Nach dem Entwurf wird der Begriff „Software“ aus der Definition für „Zubehör“ in Anpassung an die entsprechende Definition der Richtlinie 93/42/EG gestrichen. Software ist nunmehr dann ein Medizinprodukt, wenn sie spezifisch vom Hersteller für einen der in der Definition für Medizinprodukte genannten medizinischen Zwecken bestimmt ist. Damit können Hersteller von spezifischen diagnostischen oder therapeutischen Softwareprogrammen (z. B. Bildungsauswertungsprogramme, Therapieplanungsprogramme etc.) künftig ihre Produkte als Medizinprodukte in den Verkehr bringen. Dagegen wird klargestellt, dass Software für allgemeine Zwecke (Textverarbeitungsprogramme, Tabellenkalkulation, Betriebssysteme etc.) kein Medizinprodukt ist, auch wenn sie im Zusammenhang mit der Gesundheitspflege genutzt wird.

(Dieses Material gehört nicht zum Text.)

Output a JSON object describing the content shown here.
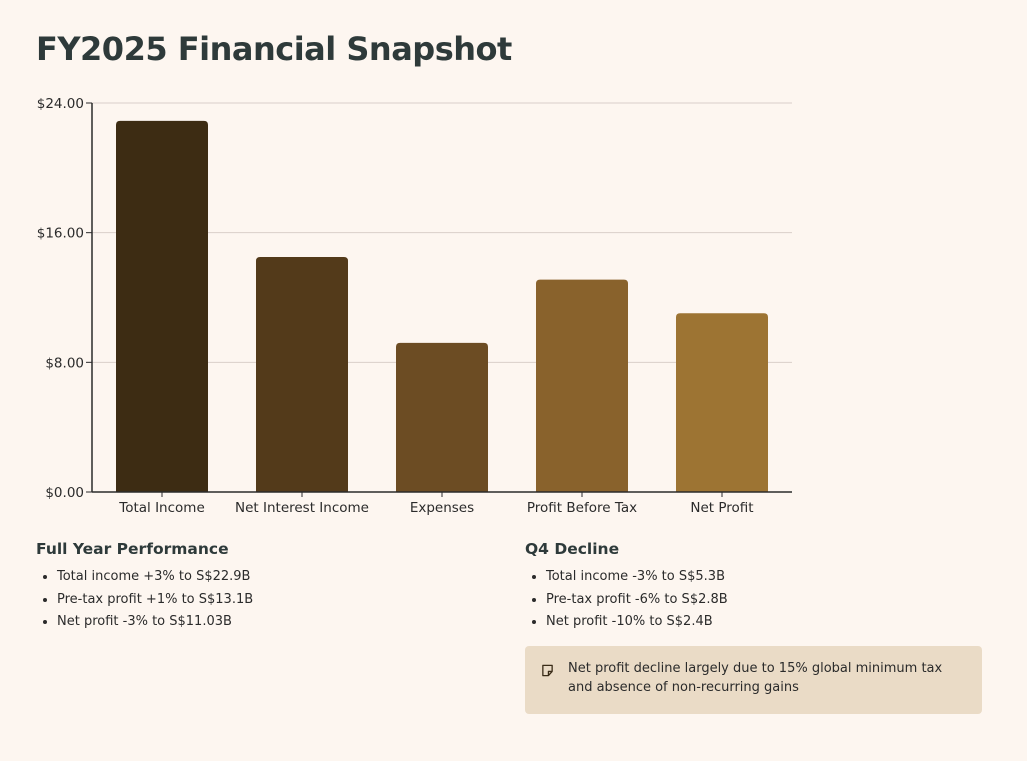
{
  "title": "FY2025 Financial Snapshot",
  "chart_data": {
    "type": "bar",
    "categories": [
      "Total Income",
      "Net Interest Income",
      "Expenses",
      "Profit Before Tax",
      "Net Profit"
    ],
    "values": [
      22.9,
      14.5,
      9.2,
      13.1,
      11.03
    ],
    "colors": [
      "#3d2c13",
      "#533a1a",
      "#6c4c23",
      "#89622c",
      "#9d7433"
    ],
    "yticks": [
      "$0.00",
      "$8.00",
      "$16.00",
      "$24.00"
    ],
    "ylim": [
      0,
      24
    ],
    "grid": true,
    "xlabel": "",
    "ylabel": ""
  },
  "left": {
    "heading": "Full Year Performance",
    "items": [
      "Total income +3% to S$22.9B",
      "Pre-tax profit +1% to S$13.1B",
      "Net profit -3% to S$11.03B"
    ]
  },
  "right": {
    "heading": "Q4 Decline",
    "items": [
      "Total income -3% to S$5.3B",
      "Pre-tax profit -6% to S$2.8B",
      "Net profit -10% to S$2.4B"
    ]
  },
  "callout": {
    "icon": "note-icon",
    "text": "Net profit decline largely due to 15% global minimum tax and absence of non-recurring gains"
  }
}
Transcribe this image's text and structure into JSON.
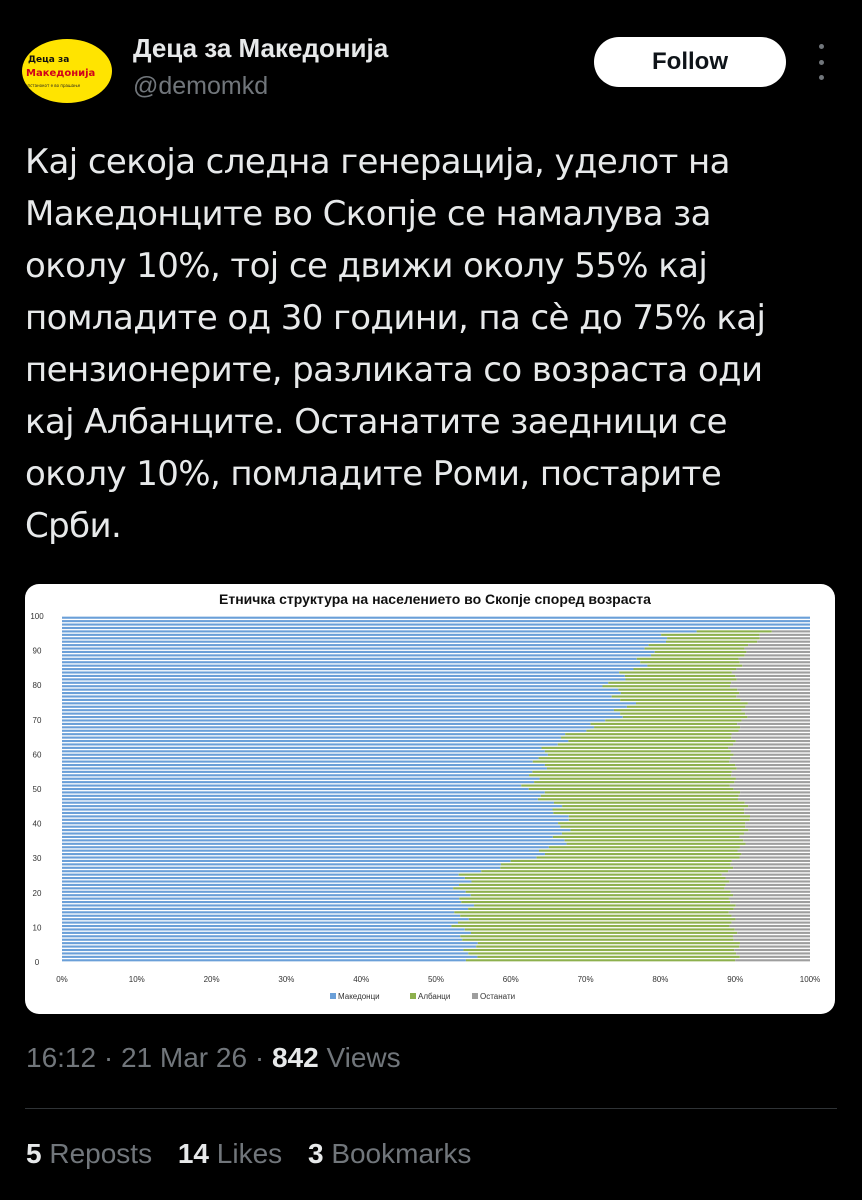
{
  "author": {
    "name": "Деца за Македонија",
    "handle": "@demomkd",
    "avatar_text": [
      "Деца за",
      "Македонија",
      "опстанокот е во прашање"
    ]
  },
  "follow_label": "Follow",
  "tweet_lines": [
    "Кај секоја следна генерација, уделот на",
    "Македонците во Скопје се намалува за",
    "околу 10%, тој се движи околу 55% кај",
    "помладите од 30 години, па сè до 75% кај",
    "пензионерите, разликата со возраста оди",
    "кај Албанците. Останатите заедници се",
    "околу 10%, помладите Роми, постарите",
    "Срби."
  ],
  "meta": {
    "time": "16:12",
    "date": "21 Mar 26",
    "views_count": "842",
    "views_label": "Views",
    "sep": "·"
  },
  "stats": {
    "reposts_count": "5",
    "reposts_label": "Reposts",
    "likes_count": "14",
    "likes_label": "Likes",
    "bookmarks_count": "3",
    "bookmarks_label": "Bookmarks"
  },
  "colors": {
    "macedonians": "#6a9fd8",
    "albanians": "#8db04d",
    "others": "#9e9e9e"
  },
  "chart_data": {
    "type": "bar",
    "orientation": "horizontal-stacked-100",
    "title": "Етничка структура на населението во Скопје според возраста",
    "xlabel": "",
    "ylabel": "",
    "xlim": [
      0,
      100
    ],
    "ylim": [
      0,
      100
    ],
    "x_ticks": [
      "0%",
      "10%",
      "20%",
      "30%",
      "40%",
      "50%",
      "60%",
      "70%",
      "80%",
      "90%",
      "100%"
    ],
    "y_ticks": [
      "0",
      "10",
      "20",
      "30",
      "40",
      "50",
      "60",
      "70",
      "80",
      "90",
      "100"
    ],
    "legend": [
      "Македонци",
      "Албанци",
      "Останати"
    ],
    "legend_position": "bottom",
    "age_keypoints": [
      0,
      10,
      20,
      25,
      30,
      35,
      40,
      45,
      50,
      55,
      60,
      65,
      70,
      75,
      80,
      85,
      90,
      95,
      100
    ],
    "series": [
      {
        "name": "Македонци",
        "values": [
          54,
          54,
          53,
          55,
          62,
          67,
          68,
          65,
          63,
          64,
          63,
          68,
          73,
          75,
          74,
          76,
          78,
          82,
          100
        ]
      },
      {
        "name": "Албанци",
        "values": [
          36,
          36,
          36,
          34,
          28,
          24,
          24,
          26,
          27,
          26,
          26,
          22,
          18,
          16,
          16,
          14,
          13,
          12,
          0
        ]
      },
      {
        "name": "Останати",
        "values": [
          10,
          10,
          11,
          11,
          10,
          9,
          8,
          9,
          10,
          10,
          11,
          10,
          9,
          9,
          10,
          10,
          9,
          6,
          0
        ]
      }
    ]
  }
}
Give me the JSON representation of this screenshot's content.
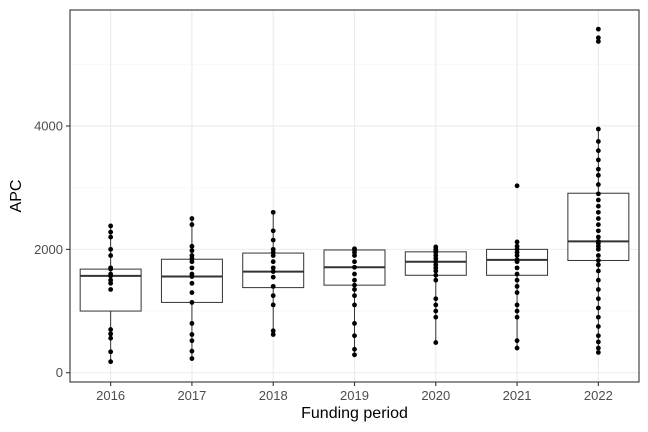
{
  "chart_data": {
    "type": "boxplot",
    "xlabel": "Funding period",
    "ylabel": "APC",
    "categories": [
      "2016",
      "2017",
      "2018",
      "2019",
      "2020",
      "2021",
      "2022"
    ],
    "ylim": [
      -150,
      5880
    ],
    "yticks": [
      0,
      2000,
      4000
    ],
    "y_tick_labels": [
      "0",
      "2000",
      "4000"
    ],
    "grid": true,
    "legend": "none",
    "colors": {
      "box_fill": "#ffffff",
      "box_stroke": "#333333",
      "median": "#333333",
      "point": "#000000",
      "grid_major": "#ebebeb",
      "grid_minor": "#f5f5f5",
      "panel_border": "#333333"
    },
    "boxes": [
      {
        "category": "2016",
        "whisker_low": 180,
        "q1": 1000,
        "median": 1570,
        "q3": 1680,
        "whisker_high": 2380
      },
      {
        "category": "2017",
        "whisker_low": 230,
        "q1": 1140,
        "median": 1560,
        "q3": 1840,
        "whisker_high": 2500
      },
      {
        "category": "2018",
        "whisker_low": 620,
        "q1": 1380,
        "median": 1640,
        "q3": 1940,
        "whisker_high": 2600
      },
      {
        "category": "2019",
        "whisker_low": 290,
        "q1": 1420,
        "median": 1710,
        "q3": 1990,
        "whisker_high": 2010
      },
      {
        "category": "2020",
        "whisker_low": 490,
        "q1": 1580,
        "median": 1800,
        "q3": 1960,
        "whisker_high": 2040
      },
      {
        "category": "2021",
        "whisker_low": 400,
        "q1": 1580,
        "median": 1830,
        "q3": 2000,
        "whisker_high": 2120
      },
      {
        "category": "2022",
        "whisker_low": 330,
        "q1": 1820,
        "median": 2130,
        "q3": 2910,
        "whisker_high": 3950
      }
    ],
    "points": [
      {
        "category": "2016",
        "values": [
          180,
          340,
          560,
          630,
          700,
          1350,
          1450,
          1500,
          1570,
          1600,
          1680,
          1700,
          1900,
          2000,
          2200,
          2280,
          2380
        ]
      },
      {
        "category": "2017",
        "values": [
          230,
          350,
          520,
          620,
          800,
          1140,
          1300,
          1450,
          1560,
          1600,
          1700,
          1800,
          1850,
          1900,
          1980,
          2050,
          2400,
          2500
        ]
      },
      {
        "category": "2018",
        "values": [
          620,
          680,
          1100,
          1250,
          1400,
          1550,
          1640,
          1700,
          1800,
          1900,
          1950,
          2000,
          2150,
          2300,
          2600
        ]
      },
      {
        "category": "2019",
        "values": [
          290,
          380,
          600,
          800,
          1100,
          1250,
          1350,
          1420,
          1500,
          1600,
          1710,
          1800,
          1900,
          1950,
          1990,
          2010
        ]
      },
      {
        "category": "2020",
        "values": [
          490,
          900,
          1000,
          1100,
          1200,
          1500,
          1580,
          1650,
          1700,
          1750,
          1800,
          1850,
          1900,
          1950,
          1980,
          2000,
          2040
        ]
      },
      {
        "category": "2021",
        "values": [
          400,
          520,
          900,
          1000,
          1100,
          1300,
          1400,
          1500,
          1600,
          1700,
          1800,
          1830,
          1900,
          1950,
          2000,
          2050,
          2120,
          3030
        ]
      },
      {
        "category": "2022",
        "values": [
          330,
          400,
          500,
          600,
          750,
          900,
          1050,
          1200,
          1350,
          1500,
          1650,
          1750,
          1820,
          1900,
          2000,
          2050,
          2100,
          2130,
          2200,
          2300,
          2400,
          2500,
          2600,
          2700,
          2800,
          2900,
          3050,
          3200,
          3300,
          3450,
          3600,
          3750,
          3950,
          5370,
          5430,
          5570
        ]
      }
    ]
  }
}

8. Einfuhr von Medizinprodukten

Nach der Richtlinie 2007/47/EG müssen Hersteller, die ihren Sitz nicht in der EU (oder in einem Land/Region mit dem die EU ein gegenseitiges Anerkennungsabkommen abgeschlossen hat) haben, einen Bevollmächtigten für ihre Produkte benennen. Anderenfalls sind die Produkte in der EU nicht verkehrsfähig. Im MPG soll nun auch der in der Praxis durchaus mögliche Fall erfasst werden, dass CE-gekennzeichnete Produkte, für die auch ein Bevollmächtigter ordnungsgemäß benannt wurde, außerhalb der EU in die Handelskette gelangen und von einem Einführer ohne Wissen des Herstellers oder des Bevollmächtigten in Deutschland in Verkehr gebracht werden. In diesen Fällen ist der Einführer verantwortlich für das Inverkehrbringen. Er hat damit die entsprechenden Pflichten und Anforderungen (z. B. Marktbeobachtung, Mitwirkung bei korrektiven Maßnahmen, Meldepflichten etc.) zu erfüllen.

9. Konformitätsbewertungsstellen für Drittländer

Zwischen der EU und mehreren Drittstaaten bestehen Abkommen, die eine gegenseitige Anerkennung von Ergebnissen von Konformitätsbewertungsstellen der jeweiligen Länder zum Ziel haben. Im Rahmen dieser Abkommen werden in der EU und in dem Drittstaat Konformitätsbewertungsstellen benannt, die die grundsätzliche Verkehrsfähigkeit oder Teilaspekte davon für den jeweiligen Partnermarkt beurteilen dürfen. Die Ergebnisse dieser Beurteilungen werden grundsätzlich von den Vertragspartnern anerkannt. Im MPG sollen nun die Voraussetzungen für Konformitätsbewertungsstellen für Drittstaaten geregelt werden.

10. CE-Kennzeichnung

Im MPG wird klargestellt, dass andere Kennzeichen als das CE-Kennzeichen nur angebracht werden dürfen, sofern die Sichtbarkeit, Lesbarkeit und Bedeutung der CE-Kennzeichnung nicht beeinträchtigen. Unter diesen Voraussetzungen dürfen andere Kennzeichen verwendet werden, sofern sie zur Verbesserung des Verbraucherschutzes beitragen und diese Kennzeichnung nicht von gemeinschaftlichen Harmonisierungsrechtsvorschriften erfasst werden.

11. Abgabe von In-Vitro-Diagnostika zur Erkennung von HIV-Infektionen zur Eigenanwendung

Die Abgabe von In-Vitro-Diagnostika zur Eigenanwendung als Heimtest bei HIV-Infektionen soll vor dem Hintergrund verboten werden, dass die Endanwender als medizinische Laien in der Regel nicht über die notwendigen Fachkenntnisse verfügen.

12. Der zeitliche Rahmen

Die Richtlinie 2007/47/EG war bereits bis spätestens zum 21.12.2008 durch die Mitgliedstaaten in nationales Recht umzusetzen und ist zum 31.03.2010 in Kraft zu setzen. Diesen Termin wird der deutsche Gesetzgeber vorrausichtlich nicht einhalten können, jedoch ist davon auszugehen, dass noch in diesem Jahr die Verabschiedung der Novellierung erfolgen wird, ggf. mit einigen Übergangsfristen.

Fazit

Der vom BMG hervorgebrachte Referentenentwurf bringt insbesondere im Bereich der klinischen Prüfungen gewichtige Änderungen mit sich. Im Grundsatz ist die Zentralisierung beim BfArM zu begrüßen, weil sie für mehr Rechtssicherheit bei den betroffenen Unternehmen sorgen dürfte. Gleiches gilt für die zentrale Klärung von Abgrenzungsfragen, die Unternehmen und Behörden in der Praxis immer wieder vor scheinbar unlösbare Aufgaben stellen. Zu beachten ist, dass der Entwurf eine Reihe weiterer Detailregelungen beinhaltet, mit denen sich die Betroffenen bereits im Vorfeld genauestens auseinandersetzen sollten.